Nearly 4,000 panoramic photographs of cityscapes, landscapes, and group portraits, deposited as copyright submissions by more than 400 companies, are displayed on this site. Panoramic photographs were used to advertise real estate and to document groups, events, and gatherings. Images depict all 50 states, the District of Columbia, and more than 20 foreign countries and territories. Subjects include cityscapes, landscapes, group portraits, agricultural life, disasters, education, engineering, fairs and expositions, industrial scenes, military activities, performing arts, sports, and transportation. Although the images cover the period from 1851 to 1991, the collection centers on the early 20th century. The site includes a bibliography, an illustrated 1,000-word background essay on the history of panoramic photography, and an essay outlining the technicality of shooting a panoramic photograph. Four essays focus on specific photographers: George R. Lawrence (1869–1938); George N. Barnard (1819–1902); Frederick W. Brehm (1871–1950); and Miles F. Weaver (1879–1932).

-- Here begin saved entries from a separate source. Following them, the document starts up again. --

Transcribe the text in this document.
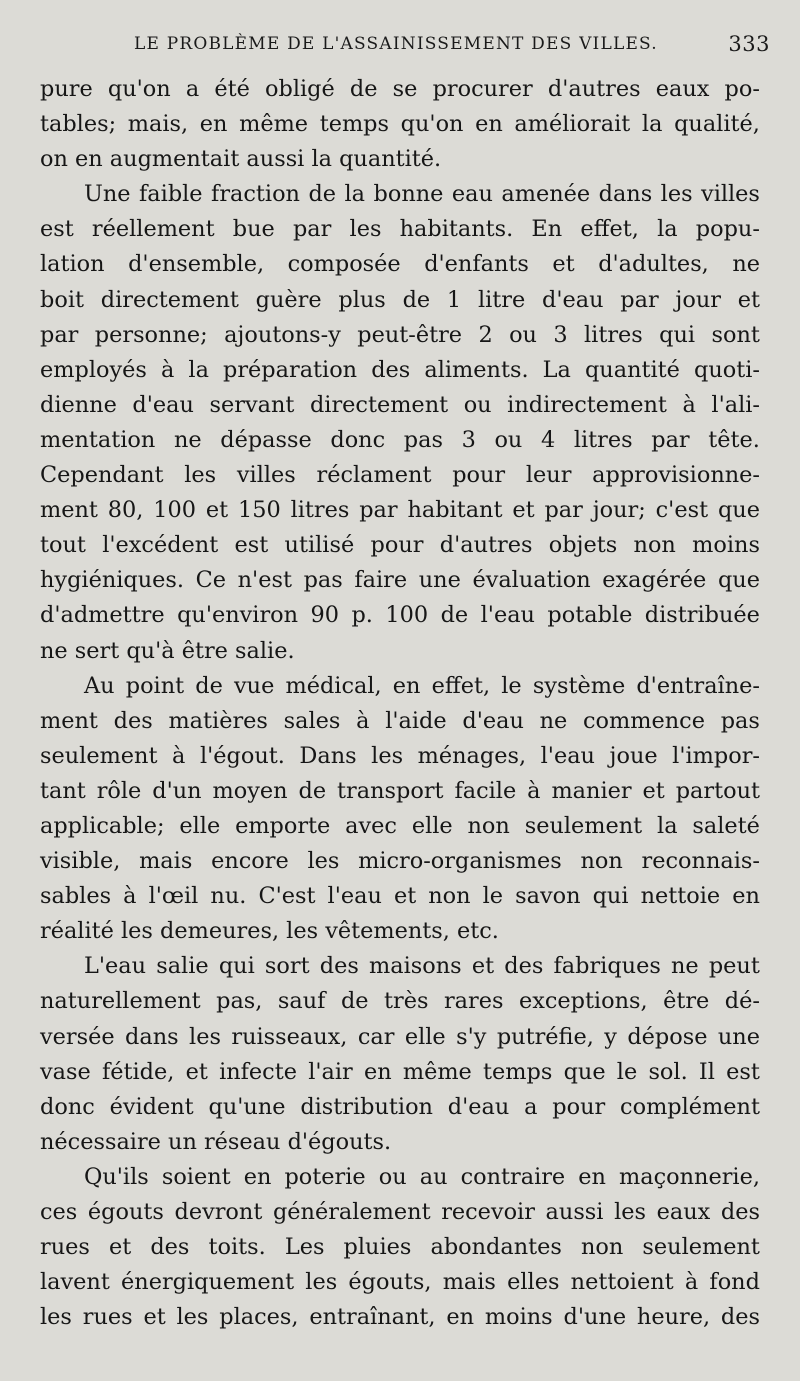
LE PROBLÈME DE L'ASSAINISSEMENT DES VILLES.	333
pure qu'on a été obligé de se procurer d'autres eaux po-
tables; mais, en même temps qu'on en améliorait la qualité,
on en augmentait aussi la quantité.
Une faible fraction de la bonne eau amenée dans les villes
est réellement bue par les habitants. En effet, la popu-
lation d'ensemble, composée d'enfants et d'adultes, ne
boit directement guère plus de 1 litre d'eau par jour et
par personne; ajoutons-y peut-être 2 ou 3 litres qui sont
employés à la préparation des aliments. La quantité quoti-
dienne d'eau servant directement ou indirectement à l'ali-
mentation ne dépasse donc pas 3 ou 4 litres par tête.
Cependant les villes réclament pour leur approvisionne-
ment 80, 100 et 150 litres par habitant et par jour; c'est que
tout l'excédent est utilisé pour d'autres objets non moins
hygiéniques. Ce n'est pas faire une évaluation exagérée que
d'admettre qu'environ 90 p. 100 de l'eau potable distribuée
ne sert qu'à être salie.
Au point de vue médical, en effet, le système d'entraîne-
ment des matières sales à l'aide d'eau ne commence pas
seulement à l'égout. Dans les ménages, l'eau joue l'impor-
tant rôle d'un moyen de transport facile à manier et partout
applicable; elle emporte avec elle non seulement la saleté
visible, mais encore les micro-organismes non reconnais-
sables à l'œil nu. C'est l'eau et non le savon qui nettoie en
réalité les demeures, les vêtements, etc.
L'eau salie qui sort des maisons et des fabriques ne peut
naturellement pas, sauf de très rares exceptions, être dé-
versée dans les ruisseaux, car elle s'y putréfie, y dépose une
vase fétide, et infecte l'air en même temps que le sol. Il est
donc évident qu'une distribution d'eau a pour complément
nécessaire un réseau d'égouts.
Qu'ils soient en poterie ou au contraire en maçonnerie,
ces égouts devront généralement recevoir aussi les eaux des
rues et des toits. Les pluies abondantes non seulement
lavent énergiquement les égouts, mais elles nettoient à fond
les rues et les places, entraînant, en moins d'une heure, des
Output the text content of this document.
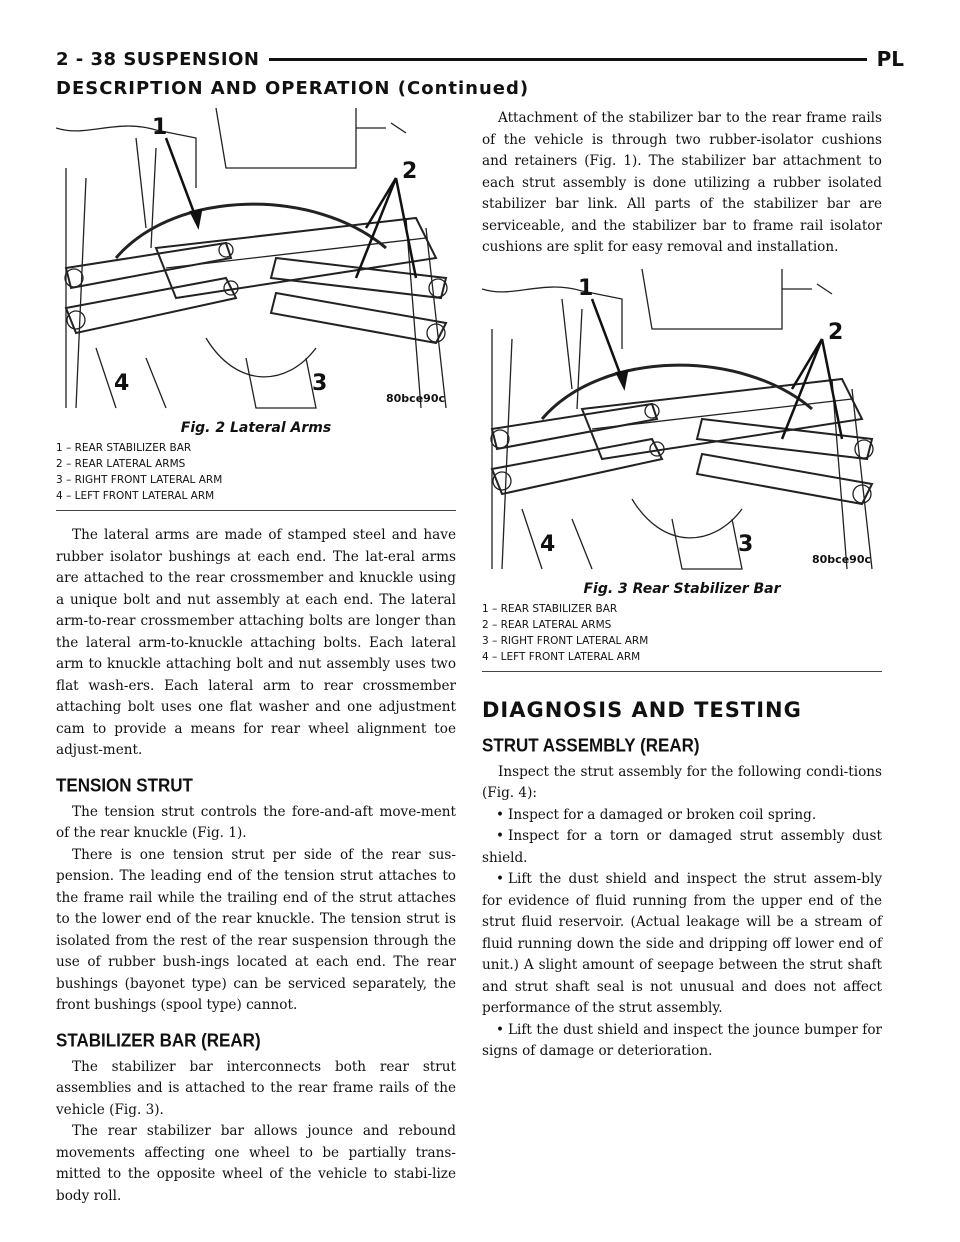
2 - 38 SUSPENSION	PL
DESCRIPTION AND OPERATION (Continued)
1
2
3
4
80bce90c
Fig. 2 Lateral Arms
1 – REAR STABILIZER BAR
2 – REAR LATERAL ARMS
3 – RIGHT FRONT LATERAL ARM
4 – LEFT FRONT LATERAL ARM

The lateral arms are made of stamped steel and have rubber isolator bushings at each end. The lat-eral arms are attached to the rear crossmember and knuckle using a unique bolt and nut assembly at each end. The lateral arm-to-rear crossmember attaching bolts are longer than the lateral arm-to-knuckle attaching bolts. Each lateral arm to knuckle attaching bolt and nut assembly uses two flat wash-ers. Each lateral arm to rear crossmember attaching bolt uses one flat washer and one adjustment cam to provide a means for rear wheel alignment toe adjust-ment.

TENSION STRUT

The tension strut controls the fore-and-aft move-ment of the rear knuckle (Fig. 1).

There is one tension strut per side of the rear sus-pension. The leading end of the tension strut attaches to the frame rail while the trailing end of the strut attaches to the lower end of the rear knuckle. The tension strut is isolated from the rest of the rear suspension through the use of rubber bush-ings located at each end. The rear bushings (bayonet type) can be serviced separately, the front bushings (spool type) cannot.

STABILIZER BAR (REAR)

The stabilizer bar interconnects both rear strut assemblies and is attached to the rear frame rails of the vehicle (Fig. 3).

The rear stabilizer bar allows jounce and rebound movements affecting one wheel to be partially trans-mitted to the opposite wheel of the vehicle to stabi-lize body roll.

Attachment of the stabilizer bar to the rear frame rails of the vehicle is through two rubber-isolator cushions and retainers (Fig. 1). The stabilizer bar attachment to each strut assembly is done utilizing a rubber isolated stabilizer bar link. All parts of the stabilizer bar are serviceable, and the stabilizer bar to frame rail isolator cushions are split for easy removal and installation.

1
2
3
4
80bce90c
Fig. 3 Rear Stabilizer Bar
1 – REAR STABILIZER BAR
2 – REAR LATERAL ARMS
3 – RIGHT FRONT LATERAL ARM
4 – LEFT FRONT LATERAL ARM
DIAGNOSIS AND TESTING
STRUT ASSEMBLY (REAR)

Inspect the strut assembly for the following condi-tions (Fig. 4):

• Inspect for a damaged or broken coil spring.
• Inspect for a torn or damaged strut assembly dust shield.
• Lift the dust shield and inspect the strut assem-bly for evidence of fluid running from the upper end of the strut fluid reservoir. (Actual leakage will be a stream of fluid running down the side and dripping off lower end of unit.) A slight amount of seepage between the strut shaft and strut shaft seal is not unusual and does not affect performance of the strut assembly.
• Lift the dust shield and inspect the jounce bumper for signs of damage or deterioration.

These varied collections document the history of Los Angeles and southern California. "Digital Archives" offer more than 126,000 photographs, maps, manuscripts, texts, and sound recordings in addition to exhibits. Nearly 1,200 images of artifacts from early Chinese American settlements in Los Angeles and Santa Barbara are available, as is the entire run of El Clamor Publico, the city's main Spanish-language newspaper from the 1850s. Photographs document Japanese American relocation during World War II and photographs, documents, and oral history audio files record Korean-American history. The archive also includes Works Projects Administration Land Use survey maps and Auto Club materials. A related exhibit, "Los Angeles: Past, Present, and Future", offers collections on additional topics, including discovery and settlement, California missions, electric power, "murders, crimes, and scandals," city neighborhoods, cemeteries, Disneyland, African American gangs, and the Red Car lines.